The ECP has long campaigned for decriminalisation – warning sex workers often have to choose between keeping safe and possible arrest, or avoiding a criminal record and putting themselves in danger.

Around a fifth of those surveyed in the research were found to be opposed to relaxing police enforcement on brothels and 27 per cent are against ending penalties for street solicitation. The poll found around a fifth of people neither oppose nor support decriminalisation of either street solicitation or working in a brothel – two elements of the sex trade which are illegal.

Professor Teela Sanders, from the University of Leicester and co-chair of the Sex Work Research Hub, said: “We know that in the UK the law is out of step with public opinion. The British public do not support a punitive approach to sex work but are open to decriminalisation. This result continues to suggest that if politicians were brave enough to think about the impracticalities of the current laws and how damaging they are, then there would not be a backlash.”

Dr Rosie Campbell OBE, post-doctoral research fellow at the University of York and also co-chair of the Sex Work Research Hub, added: “Brothel-keeping laws are preventing sex workers from working together for safety; when they take the risk and do so they will be anxious to call the police if any crimes are committed against them which again undermines safety.

“Use of soliciting legislation is criminalising vulnerable women, creating an adversarial relationship between street sex workers and the police contributing to under-reporting of a wide range of crime committed against street sex workers, with perpetrators continuing to pose a threat to sex workers and other community members.”

In the UK, between 2015 and 2018, there were 186 prosecutions and 174 convictions for brothel-keeping offences according to the study’s analysis of Home Office figures. Some 54 per cent of these prosecutions were against women defendants.

There were also 915 prosecutions and 724 convictions for street solicitation-related offences over the same time period.

The study comes in the wake of renewed debate on sex-work law reform among MPs, unions, campaigners, and human rights and anti-trafficking organisations.

In July, the Conservative Party Human Rights Commission released a report calling for prostitution to be decriminalised but for buying sex to be made a criminal offence.

This approach, known as the Nordic model after it was first introduced in Sweden, claims to punish the buyers of sex work while decriminalising sex workers themselves.

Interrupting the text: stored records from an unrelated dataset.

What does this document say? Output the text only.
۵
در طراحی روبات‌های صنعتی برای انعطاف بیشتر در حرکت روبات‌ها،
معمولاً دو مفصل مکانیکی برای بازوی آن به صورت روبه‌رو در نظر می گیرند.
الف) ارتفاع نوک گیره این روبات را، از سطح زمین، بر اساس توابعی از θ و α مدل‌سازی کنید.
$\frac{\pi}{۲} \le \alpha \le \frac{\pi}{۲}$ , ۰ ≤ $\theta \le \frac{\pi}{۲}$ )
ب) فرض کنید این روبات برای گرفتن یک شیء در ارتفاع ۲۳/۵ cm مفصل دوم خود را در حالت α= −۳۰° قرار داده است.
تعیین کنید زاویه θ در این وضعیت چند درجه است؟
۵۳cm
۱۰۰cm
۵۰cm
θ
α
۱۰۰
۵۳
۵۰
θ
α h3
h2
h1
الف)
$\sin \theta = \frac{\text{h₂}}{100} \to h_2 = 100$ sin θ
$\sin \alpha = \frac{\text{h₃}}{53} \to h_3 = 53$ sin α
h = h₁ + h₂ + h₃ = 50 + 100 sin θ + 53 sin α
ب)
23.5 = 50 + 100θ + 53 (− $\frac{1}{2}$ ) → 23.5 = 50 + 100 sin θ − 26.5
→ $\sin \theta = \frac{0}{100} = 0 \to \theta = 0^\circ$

But a number of sex worker-led groups argue evidence demonstrates this would place sex workers at a higher risk of attack.

Ms Adams, of the ECP, said: “We gave evidence to the Conservative Human Rights Commission (CHRC) on the intolerable poverty faced by women as a result of Conservative austerity cuts – 87 per cent of which have been deliberately targeted at women – and the resulting increase in prostitution, particularly among mothers.

“It is typical of the callous arrogance of this government that the CHRC response is to condemn as degrading, not the poverty or their policies that have promoted it, but the way that some women have found to earn a living. To then recommend the increased criminalisation of prostitution in the form of criminalising clients, when the evidence shows that this would put sex workers at greater risk of attack, is irresponsible and dangerous.”

Ireland adopted the Nordic model in March 2017, criminalising the purchase of sex, not the selling of sex, and doubling the penalties for running a brothel. Supporters argue it protects sex workers while reducing the demand for their services by targeting customers but critics say it makes sex work more dangerous as it forces women to work alone or on the street due to fears of being caught in a brothel.

Statistics from UglyMugs – an app where sex workers can confidentially report incidents of abuse and crime – state the number of such incidents being reported has greatly increased since the law was introduced.

They say crime against sex workers has increased 90 per cent, while violent crime specifically has increased 92 per cent.